Questia
- Website type: Online digital library
- Available in: English
- Founded: 1998
- Dissolved: December 21, 2020
- Headquarters: Chicago, Illinois, {{{location_country}}}
- Owner: Gale
- Commercial: Yes
- Current status: Closed

= Questia Online Library =

Former online research library

Questia was an online commercial digital repository of books and articles that had an academic orientation, with a particular emphasis on books and journal articles in the humanities and social sciences. All the text in all the Questia books and articles were available to subscribers; the site also included integrated research tools. It was founded in 1998 and ceased operations in December 2020.

==Company history==
Questia, based in Chicago, Illinois, was founded in 1998 and purchased by Gale, part of Cengage Learning, in January 2010.

==Service==
Questia offered some information free of charge, including several public domain works, publication information, tables of contents, the first page of every chapter, Boolean searches of the contents of the library, and short bibliographies of available books and articles on some 6,500 topics.
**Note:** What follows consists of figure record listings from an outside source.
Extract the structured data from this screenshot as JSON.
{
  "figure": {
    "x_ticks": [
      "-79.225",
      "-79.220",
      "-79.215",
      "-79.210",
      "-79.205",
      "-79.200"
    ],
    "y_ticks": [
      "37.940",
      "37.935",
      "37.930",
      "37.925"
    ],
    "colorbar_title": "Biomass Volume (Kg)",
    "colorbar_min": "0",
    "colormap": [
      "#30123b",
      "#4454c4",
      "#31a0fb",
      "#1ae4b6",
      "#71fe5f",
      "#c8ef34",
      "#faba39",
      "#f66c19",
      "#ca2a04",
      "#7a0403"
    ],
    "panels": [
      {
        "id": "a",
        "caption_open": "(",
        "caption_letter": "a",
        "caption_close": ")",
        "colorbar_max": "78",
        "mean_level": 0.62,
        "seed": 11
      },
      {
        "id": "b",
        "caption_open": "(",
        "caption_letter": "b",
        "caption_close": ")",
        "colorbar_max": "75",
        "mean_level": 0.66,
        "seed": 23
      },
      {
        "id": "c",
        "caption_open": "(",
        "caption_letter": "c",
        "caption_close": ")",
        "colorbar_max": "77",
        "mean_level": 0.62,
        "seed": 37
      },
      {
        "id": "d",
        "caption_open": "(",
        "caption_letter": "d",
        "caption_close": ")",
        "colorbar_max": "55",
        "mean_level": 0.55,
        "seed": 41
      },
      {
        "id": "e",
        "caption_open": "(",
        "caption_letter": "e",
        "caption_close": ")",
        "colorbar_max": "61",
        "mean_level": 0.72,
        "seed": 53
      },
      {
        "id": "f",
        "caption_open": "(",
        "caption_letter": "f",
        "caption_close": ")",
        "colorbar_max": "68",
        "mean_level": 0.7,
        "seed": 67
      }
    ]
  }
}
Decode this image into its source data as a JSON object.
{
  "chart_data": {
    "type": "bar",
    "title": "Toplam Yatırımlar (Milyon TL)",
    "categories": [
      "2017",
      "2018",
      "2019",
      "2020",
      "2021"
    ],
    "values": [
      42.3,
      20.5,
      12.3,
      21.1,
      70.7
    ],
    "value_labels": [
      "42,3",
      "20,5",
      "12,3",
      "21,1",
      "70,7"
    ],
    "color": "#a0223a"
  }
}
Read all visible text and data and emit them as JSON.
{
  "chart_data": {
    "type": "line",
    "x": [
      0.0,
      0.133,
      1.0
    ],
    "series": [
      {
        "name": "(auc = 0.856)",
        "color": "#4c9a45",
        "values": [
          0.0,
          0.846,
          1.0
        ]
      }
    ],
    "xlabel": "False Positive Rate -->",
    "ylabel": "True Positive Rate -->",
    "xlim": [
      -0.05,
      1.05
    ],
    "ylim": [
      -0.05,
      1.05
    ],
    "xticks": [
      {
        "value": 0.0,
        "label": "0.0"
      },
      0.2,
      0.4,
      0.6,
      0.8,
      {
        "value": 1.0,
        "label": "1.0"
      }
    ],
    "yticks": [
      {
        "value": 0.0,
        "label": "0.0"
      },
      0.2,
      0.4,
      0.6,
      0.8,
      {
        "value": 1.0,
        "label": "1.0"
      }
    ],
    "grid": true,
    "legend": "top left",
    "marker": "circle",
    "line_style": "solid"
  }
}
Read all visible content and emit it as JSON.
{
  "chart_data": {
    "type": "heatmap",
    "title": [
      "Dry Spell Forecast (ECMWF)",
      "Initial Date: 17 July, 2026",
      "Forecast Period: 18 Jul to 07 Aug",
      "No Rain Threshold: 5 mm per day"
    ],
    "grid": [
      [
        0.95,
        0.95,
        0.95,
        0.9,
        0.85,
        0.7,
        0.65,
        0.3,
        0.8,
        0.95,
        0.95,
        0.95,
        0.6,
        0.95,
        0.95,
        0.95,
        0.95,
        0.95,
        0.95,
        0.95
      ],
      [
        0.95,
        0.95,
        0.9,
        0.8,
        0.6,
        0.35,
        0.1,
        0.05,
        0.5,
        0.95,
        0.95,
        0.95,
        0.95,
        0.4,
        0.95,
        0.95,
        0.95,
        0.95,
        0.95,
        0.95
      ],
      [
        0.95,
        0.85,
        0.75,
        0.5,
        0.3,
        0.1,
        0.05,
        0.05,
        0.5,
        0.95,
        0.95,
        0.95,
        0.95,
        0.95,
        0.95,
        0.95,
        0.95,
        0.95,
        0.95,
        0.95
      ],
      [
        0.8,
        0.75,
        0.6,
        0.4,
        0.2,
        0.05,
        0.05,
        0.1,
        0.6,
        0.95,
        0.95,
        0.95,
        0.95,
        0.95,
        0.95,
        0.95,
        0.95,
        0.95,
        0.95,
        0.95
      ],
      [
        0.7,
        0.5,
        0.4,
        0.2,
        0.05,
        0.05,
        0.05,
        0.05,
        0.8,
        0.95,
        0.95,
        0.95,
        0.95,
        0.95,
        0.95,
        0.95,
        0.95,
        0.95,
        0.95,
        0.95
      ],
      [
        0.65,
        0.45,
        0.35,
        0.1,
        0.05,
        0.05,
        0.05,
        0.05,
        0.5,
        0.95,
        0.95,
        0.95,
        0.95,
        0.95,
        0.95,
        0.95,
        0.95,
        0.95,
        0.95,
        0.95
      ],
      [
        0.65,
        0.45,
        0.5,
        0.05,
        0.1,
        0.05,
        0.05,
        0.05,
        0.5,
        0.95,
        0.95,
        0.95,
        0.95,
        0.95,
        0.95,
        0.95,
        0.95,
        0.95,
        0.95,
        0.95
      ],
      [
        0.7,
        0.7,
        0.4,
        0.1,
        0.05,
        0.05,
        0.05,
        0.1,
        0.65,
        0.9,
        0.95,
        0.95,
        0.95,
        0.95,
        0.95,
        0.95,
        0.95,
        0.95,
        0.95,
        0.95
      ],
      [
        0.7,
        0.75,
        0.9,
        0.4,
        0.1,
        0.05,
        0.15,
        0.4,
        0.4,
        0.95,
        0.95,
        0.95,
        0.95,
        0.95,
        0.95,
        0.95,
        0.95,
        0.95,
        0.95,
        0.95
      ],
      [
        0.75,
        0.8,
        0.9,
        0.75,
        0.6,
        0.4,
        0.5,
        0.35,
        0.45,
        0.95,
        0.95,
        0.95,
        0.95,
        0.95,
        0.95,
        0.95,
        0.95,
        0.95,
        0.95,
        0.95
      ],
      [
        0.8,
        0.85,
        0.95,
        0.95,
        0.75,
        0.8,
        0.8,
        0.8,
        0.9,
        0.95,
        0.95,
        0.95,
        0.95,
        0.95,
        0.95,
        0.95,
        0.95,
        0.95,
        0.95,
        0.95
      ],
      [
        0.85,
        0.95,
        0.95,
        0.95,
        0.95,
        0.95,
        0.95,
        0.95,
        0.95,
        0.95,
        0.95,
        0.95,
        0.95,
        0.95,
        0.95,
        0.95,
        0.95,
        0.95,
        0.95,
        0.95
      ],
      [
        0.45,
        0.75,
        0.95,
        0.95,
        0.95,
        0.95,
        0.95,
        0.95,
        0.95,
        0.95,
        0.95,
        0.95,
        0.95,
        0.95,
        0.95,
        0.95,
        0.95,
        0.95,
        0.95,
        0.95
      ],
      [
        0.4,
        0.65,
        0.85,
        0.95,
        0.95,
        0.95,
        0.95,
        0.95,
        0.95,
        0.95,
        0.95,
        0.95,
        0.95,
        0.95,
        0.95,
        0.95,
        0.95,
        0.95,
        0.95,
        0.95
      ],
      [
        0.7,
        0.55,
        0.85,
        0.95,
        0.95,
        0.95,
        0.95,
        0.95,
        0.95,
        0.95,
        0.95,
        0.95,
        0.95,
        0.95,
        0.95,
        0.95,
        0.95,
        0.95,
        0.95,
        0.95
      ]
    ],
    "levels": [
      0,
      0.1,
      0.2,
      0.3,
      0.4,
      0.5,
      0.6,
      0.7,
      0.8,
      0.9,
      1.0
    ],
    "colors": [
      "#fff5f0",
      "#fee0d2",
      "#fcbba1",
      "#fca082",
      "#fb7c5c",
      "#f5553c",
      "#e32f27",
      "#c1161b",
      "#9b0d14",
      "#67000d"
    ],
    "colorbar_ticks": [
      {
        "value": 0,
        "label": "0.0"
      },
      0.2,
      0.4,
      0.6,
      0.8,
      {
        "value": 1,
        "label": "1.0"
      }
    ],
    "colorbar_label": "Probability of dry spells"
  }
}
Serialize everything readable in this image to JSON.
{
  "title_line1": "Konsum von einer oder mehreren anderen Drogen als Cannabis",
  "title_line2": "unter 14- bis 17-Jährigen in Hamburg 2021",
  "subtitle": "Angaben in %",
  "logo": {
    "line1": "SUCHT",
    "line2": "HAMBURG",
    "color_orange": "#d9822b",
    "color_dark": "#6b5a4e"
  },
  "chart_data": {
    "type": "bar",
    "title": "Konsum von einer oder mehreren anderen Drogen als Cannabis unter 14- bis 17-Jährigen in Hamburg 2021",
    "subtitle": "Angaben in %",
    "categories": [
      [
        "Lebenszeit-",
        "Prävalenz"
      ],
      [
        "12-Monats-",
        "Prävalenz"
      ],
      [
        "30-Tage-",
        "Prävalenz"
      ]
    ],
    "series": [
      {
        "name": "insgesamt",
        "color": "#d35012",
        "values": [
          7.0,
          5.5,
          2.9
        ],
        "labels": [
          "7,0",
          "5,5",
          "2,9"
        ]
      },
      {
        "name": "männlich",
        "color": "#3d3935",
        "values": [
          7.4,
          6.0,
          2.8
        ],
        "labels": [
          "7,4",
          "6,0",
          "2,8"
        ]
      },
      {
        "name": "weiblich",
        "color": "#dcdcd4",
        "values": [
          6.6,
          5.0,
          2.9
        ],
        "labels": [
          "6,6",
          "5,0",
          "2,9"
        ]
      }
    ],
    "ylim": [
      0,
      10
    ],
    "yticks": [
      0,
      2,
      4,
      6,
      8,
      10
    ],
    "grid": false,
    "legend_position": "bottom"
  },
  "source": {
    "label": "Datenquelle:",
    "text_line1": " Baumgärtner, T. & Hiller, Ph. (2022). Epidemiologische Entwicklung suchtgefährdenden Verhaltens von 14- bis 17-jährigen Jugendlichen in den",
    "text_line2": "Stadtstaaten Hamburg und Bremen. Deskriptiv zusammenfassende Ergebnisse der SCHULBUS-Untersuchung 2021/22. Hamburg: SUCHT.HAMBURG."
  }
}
Questia did not sell ownership to books or ebooks, but rather sold monthly or annual subscriptions that allowed temporary online reading access to all 94000+ books, and 14 million + journal, magazine, and newspaper articles in their collection. The books were selected by academic librarians as credible, authoritative works in their respective areas. The librarians also compiled about 7000 reference bibliographies on frequently researched topics. The library was strongest in books and journal articles in the social sciences and humanities, with many older historical texts. Original pagination was maintained. The Questia service also featured tools to automatically create citations and bibliographies, helping writers to properly cite the materials.

A limitation to the Questia library was that new additions were available in a "beta" version only. Unlike Questia's earlier publications, these prevented users from copying text directly from the website, although one page from the publications could be printed free of charge. A charge was made for printing a range of pages.

Questia launched their Q&A blog on September 21, 2011. Q&A was divided into "Education news", "Student resources" and "Subjects" categories. "Subjects" was further broken down so readers could find specific content based on their academic needs.

Questia released an iPhone app in 2011, which was extended to the iPad the following year. Then in January 2013 Questia launched tutorials, including videos and quizzes, to teach students the research process.

==Criticism==
Questia was criticized in 2005 by librarian Steven J. Bell for referring to itself as an academic library, when it concentrated on the liberal arts and treated users as customers rather than students. Moreover, Bell argued, Questia did not employ academic librarians or faculty. Although some of its employees had advanced library degrees, they did not work or collaborate with faculty to develop collections that served distinctive student populations.